Re: copy on write for splice() from file to pipe?
From: Linus Torvalds
Date: Fri Feb 10 2023 - 14:18:31 EST
On Fri, Feb 10, 2023 at 11:02 AM Andy Lutomirski <luto@xxxxxxxxxx> wrote:
>
> Second, either make splice more strict or add a new "strict splice"
> variant. Strict splice only completes when it can promise that writes
> to the source that start after strict splice's completion won't change
> what gets written to the destination.
The thing ius, I think your "strict splice" is pointless and wrong.
It's pointless, because it simply means that it won't perform well.
And since the whole point of splice was performance, it's wrong.
I really think the whole "source needs to be stable" is barking up the
wrong tree.
You are pointing fingers at splice().
And I think that's wrong.
We should point the fingers at either the _user_ of splice - as Jeremy
Allison has done a couple of times - or we should point it at the sink
that cannot deal with unstable sources.
Because that whole "source is unstable" is what allows for that higher
performance. The moment you start requiring stability, you _will_ lose
it. You will have to lock the page, you'll have to umap it from any
shared mappings, etc etc.
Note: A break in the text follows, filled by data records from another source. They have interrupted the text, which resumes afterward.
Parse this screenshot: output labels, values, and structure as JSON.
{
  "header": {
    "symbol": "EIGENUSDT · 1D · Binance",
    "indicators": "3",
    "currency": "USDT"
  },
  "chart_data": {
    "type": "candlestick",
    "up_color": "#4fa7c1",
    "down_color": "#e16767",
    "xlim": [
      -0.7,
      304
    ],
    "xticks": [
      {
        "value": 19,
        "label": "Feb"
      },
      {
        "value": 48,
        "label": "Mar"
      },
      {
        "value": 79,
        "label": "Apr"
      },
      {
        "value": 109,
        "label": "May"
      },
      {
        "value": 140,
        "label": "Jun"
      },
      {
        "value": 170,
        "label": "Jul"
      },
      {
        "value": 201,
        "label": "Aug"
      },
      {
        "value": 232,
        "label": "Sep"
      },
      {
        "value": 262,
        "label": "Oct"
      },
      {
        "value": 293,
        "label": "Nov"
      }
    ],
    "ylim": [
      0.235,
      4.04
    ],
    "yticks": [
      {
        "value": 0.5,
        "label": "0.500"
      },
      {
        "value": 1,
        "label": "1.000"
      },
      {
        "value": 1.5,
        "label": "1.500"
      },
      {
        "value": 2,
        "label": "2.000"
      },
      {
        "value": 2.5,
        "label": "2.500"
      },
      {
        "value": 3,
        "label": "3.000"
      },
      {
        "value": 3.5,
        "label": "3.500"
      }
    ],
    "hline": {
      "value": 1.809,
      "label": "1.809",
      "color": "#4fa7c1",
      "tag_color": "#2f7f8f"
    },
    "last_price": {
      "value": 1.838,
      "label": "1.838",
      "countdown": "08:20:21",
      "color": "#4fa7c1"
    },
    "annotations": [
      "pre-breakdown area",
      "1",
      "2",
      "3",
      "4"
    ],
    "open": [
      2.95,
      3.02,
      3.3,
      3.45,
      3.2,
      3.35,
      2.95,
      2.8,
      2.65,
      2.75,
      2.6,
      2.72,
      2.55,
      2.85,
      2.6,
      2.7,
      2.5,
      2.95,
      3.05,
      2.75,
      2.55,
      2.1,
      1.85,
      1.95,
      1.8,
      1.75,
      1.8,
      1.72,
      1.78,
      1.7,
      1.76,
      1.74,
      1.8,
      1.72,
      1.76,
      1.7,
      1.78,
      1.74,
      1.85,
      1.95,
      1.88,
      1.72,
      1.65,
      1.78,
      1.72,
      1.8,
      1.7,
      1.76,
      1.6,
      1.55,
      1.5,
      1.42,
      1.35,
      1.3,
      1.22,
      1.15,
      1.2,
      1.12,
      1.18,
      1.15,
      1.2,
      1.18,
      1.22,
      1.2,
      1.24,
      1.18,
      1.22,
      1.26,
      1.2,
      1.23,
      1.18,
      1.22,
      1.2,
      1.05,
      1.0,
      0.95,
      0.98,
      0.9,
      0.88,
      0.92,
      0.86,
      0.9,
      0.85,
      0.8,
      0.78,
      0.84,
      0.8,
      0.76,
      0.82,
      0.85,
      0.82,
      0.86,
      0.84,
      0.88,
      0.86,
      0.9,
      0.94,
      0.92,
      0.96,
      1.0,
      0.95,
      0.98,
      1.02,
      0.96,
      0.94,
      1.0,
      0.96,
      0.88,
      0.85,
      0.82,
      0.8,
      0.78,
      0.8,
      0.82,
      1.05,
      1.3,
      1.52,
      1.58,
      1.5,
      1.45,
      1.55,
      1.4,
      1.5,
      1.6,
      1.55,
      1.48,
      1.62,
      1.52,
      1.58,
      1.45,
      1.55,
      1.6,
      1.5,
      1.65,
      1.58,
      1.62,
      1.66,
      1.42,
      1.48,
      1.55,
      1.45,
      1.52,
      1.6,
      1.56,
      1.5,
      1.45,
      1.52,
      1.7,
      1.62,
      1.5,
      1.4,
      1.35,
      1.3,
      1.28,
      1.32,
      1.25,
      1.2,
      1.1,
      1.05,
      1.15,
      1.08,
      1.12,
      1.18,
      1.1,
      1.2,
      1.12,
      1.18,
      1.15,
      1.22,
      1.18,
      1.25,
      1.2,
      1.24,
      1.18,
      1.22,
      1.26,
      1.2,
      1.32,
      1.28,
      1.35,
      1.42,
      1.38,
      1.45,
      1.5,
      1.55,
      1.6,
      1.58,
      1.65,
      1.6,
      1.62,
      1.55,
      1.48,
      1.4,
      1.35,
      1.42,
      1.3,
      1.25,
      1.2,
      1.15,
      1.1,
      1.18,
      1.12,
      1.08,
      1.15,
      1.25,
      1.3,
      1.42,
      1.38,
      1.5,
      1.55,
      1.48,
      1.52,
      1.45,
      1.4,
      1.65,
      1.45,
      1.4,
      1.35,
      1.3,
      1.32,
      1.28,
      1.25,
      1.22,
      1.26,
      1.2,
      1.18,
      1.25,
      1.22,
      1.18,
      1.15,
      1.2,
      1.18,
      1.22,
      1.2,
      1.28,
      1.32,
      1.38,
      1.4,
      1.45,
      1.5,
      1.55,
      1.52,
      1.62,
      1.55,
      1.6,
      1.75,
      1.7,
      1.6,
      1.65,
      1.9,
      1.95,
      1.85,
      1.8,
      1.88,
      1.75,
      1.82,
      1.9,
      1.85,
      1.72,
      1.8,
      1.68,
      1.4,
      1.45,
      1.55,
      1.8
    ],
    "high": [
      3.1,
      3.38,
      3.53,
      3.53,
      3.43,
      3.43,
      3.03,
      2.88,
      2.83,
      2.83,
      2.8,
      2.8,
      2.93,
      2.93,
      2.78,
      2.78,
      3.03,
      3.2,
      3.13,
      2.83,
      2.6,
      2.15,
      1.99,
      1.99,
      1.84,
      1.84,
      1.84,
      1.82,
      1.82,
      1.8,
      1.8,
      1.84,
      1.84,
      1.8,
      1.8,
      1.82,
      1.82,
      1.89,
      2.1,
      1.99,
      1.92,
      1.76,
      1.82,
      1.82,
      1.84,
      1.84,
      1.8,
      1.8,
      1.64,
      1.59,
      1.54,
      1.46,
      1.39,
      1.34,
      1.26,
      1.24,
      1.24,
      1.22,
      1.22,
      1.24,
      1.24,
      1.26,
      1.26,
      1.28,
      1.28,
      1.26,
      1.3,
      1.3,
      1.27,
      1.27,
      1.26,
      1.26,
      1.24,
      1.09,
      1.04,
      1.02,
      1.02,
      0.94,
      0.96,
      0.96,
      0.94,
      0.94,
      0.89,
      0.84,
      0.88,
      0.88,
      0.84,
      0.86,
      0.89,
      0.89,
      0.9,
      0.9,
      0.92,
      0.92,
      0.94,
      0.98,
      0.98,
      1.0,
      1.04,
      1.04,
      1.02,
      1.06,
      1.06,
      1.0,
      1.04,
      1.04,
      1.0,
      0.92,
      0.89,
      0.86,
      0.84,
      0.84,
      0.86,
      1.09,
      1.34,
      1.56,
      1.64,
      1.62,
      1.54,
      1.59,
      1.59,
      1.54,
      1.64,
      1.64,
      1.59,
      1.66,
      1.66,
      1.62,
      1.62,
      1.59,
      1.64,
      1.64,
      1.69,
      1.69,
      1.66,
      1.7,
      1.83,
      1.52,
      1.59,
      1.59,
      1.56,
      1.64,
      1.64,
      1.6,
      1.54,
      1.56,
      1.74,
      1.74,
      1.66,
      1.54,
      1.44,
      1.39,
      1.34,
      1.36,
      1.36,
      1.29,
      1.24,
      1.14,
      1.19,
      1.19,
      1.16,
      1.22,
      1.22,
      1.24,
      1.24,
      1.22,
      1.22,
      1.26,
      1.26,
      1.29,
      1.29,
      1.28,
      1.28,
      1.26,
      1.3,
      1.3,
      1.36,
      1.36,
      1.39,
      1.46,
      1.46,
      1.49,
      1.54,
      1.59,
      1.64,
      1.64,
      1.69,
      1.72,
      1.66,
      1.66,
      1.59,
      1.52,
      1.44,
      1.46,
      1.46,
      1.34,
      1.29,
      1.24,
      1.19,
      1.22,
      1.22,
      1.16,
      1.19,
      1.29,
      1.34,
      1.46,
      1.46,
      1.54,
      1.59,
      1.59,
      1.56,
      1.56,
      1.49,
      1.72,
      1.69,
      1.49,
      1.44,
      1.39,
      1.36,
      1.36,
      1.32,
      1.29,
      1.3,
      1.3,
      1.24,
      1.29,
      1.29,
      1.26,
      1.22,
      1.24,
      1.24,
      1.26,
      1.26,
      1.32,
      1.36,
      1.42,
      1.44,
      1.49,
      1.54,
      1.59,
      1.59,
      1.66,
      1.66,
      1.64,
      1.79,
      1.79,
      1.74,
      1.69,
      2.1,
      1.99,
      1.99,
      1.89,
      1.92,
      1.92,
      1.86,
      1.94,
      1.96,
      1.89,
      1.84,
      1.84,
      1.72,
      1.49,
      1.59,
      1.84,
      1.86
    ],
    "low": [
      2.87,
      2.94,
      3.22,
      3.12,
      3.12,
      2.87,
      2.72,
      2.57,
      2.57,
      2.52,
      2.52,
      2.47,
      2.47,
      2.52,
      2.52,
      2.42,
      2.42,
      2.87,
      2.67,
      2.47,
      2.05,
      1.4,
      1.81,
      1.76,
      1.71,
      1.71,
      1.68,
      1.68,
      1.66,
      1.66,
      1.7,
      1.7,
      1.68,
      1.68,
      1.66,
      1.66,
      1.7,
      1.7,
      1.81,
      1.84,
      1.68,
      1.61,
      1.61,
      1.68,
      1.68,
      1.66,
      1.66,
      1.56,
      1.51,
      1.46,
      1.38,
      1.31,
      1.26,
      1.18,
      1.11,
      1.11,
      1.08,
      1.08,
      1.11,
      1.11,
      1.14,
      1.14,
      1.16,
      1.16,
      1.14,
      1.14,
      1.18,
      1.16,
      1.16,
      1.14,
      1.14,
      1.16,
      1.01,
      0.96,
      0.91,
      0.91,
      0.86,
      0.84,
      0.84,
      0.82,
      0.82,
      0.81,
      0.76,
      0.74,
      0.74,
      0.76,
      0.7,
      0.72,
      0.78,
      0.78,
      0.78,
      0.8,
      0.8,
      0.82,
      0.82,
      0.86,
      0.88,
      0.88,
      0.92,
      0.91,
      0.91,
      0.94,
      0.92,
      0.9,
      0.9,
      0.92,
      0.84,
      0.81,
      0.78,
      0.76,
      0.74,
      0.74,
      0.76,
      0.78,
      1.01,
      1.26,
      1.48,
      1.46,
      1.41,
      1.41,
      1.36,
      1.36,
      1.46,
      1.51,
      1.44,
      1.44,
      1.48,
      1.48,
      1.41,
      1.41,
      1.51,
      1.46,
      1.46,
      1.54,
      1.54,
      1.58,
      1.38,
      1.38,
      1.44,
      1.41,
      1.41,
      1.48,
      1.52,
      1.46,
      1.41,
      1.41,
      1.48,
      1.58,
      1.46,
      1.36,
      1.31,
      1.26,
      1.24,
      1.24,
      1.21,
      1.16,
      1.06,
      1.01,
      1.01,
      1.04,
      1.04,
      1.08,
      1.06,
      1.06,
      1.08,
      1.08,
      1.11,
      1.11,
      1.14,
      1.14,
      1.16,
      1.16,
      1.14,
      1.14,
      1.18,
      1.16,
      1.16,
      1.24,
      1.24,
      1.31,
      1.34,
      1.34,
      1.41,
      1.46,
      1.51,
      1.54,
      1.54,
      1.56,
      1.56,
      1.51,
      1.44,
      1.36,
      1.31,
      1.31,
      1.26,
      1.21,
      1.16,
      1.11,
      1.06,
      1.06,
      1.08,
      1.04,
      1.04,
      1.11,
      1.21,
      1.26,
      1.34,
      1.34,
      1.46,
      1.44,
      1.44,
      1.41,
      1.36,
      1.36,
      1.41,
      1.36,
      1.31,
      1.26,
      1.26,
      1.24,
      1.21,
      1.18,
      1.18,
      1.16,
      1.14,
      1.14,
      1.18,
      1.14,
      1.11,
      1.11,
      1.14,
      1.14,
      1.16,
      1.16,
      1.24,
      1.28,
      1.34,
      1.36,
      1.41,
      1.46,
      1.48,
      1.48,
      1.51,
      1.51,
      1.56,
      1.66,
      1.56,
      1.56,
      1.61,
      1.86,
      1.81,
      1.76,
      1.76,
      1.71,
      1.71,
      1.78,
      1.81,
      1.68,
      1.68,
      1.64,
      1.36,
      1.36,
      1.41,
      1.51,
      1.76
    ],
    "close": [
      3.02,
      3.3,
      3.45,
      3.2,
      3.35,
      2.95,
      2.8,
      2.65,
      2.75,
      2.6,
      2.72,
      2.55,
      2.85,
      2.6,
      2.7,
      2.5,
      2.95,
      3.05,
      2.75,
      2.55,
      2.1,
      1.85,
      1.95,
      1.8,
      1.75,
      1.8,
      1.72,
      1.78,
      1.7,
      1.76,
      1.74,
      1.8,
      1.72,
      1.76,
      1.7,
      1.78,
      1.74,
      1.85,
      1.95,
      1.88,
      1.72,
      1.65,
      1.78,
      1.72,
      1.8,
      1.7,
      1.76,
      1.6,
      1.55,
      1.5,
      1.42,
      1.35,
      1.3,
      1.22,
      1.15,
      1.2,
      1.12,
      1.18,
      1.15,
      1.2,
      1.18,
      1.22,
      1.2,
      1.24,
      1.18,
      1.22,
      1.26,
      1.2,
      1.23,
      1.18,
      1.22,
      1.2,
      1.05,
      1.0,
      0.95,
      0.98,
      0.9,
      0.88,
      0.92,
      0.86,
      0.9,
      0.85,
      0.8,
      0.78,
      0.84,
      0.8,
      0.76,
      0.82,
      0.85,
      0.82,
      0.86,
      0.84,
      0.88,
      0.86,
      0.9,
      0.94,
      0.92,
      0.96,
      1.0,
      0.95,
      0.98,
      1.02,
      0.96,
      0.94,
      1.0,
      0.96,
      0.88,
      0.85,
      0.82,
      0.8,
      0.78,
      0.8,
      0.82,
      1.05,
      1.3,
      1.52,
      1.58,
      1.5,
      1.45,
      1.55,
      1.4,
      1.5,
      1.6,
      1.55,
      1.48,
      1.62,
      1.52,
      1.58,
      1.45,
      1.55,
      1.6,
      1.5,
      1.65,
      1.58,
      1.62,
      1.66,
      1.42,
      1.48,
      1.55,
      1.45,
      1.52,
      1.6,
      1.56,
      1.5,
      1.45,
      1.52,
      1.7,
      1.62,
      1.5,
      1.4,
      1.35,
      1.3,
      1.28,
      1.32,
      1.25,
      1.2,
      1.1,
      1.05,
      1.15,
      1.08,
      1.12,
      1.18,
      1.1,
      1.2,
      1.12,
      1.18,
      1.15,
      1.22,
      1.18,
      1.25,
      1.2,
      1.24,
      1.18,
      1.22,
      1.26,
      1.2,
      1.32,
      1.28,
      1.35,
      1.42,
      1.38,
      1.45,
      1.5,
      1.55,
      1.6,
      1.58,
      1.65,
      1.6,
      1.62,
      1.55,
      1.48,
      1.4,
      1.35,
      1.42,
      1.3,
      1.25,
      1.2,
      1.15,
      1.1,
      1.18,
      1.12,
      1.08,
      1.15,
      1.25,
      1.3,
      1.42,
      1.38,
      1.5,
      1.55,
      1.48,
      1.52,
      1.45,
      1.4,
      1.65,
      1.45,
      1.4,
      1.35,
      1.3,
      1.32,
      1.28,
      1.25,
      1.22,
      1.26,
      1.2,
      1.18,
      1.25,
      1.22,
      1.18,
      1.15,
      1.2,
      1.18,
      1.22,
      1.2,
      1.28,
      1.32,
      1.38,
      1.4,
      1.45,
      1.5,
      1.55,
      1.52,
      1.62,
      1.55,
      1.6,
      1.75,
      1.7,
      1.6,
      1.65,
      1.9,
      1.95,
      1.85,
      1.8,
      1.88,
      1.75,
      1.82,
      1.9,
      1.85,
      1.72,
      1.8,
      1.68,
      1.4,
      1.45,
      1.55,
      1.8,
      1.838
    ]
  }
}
And even if there are no writers, or no
current mappers, all that effort to make sure that is the case is
actually fairly expensive.
So I would instead suggest a different approach entirely, with several
different steps:
- make sure people are *aware* of this all.
Maybe this thread raised some awareness of it for some people, but
more realistically - maybe we can really document this whole issue
somewhere much more clearly
- it sounds like the particular user in question (samba) already very
much has a reasonable model for "I have exclusive access to this" that
just wasn't used
- and finally, I do think it might make sense for the networking
people to look at how the networking side works with 'sendpage()'.
Because I really think that your "strict splice" model would just mean
that now the kernel would have to add not just a memcpy, but also a
new allocation for that new stable buffer for the memcpy, and that
would all just be very very pointless.
Alternatively, it would require some kind of nasty hard locking
together with other limitations on what can be done by non-splice
users.
Linus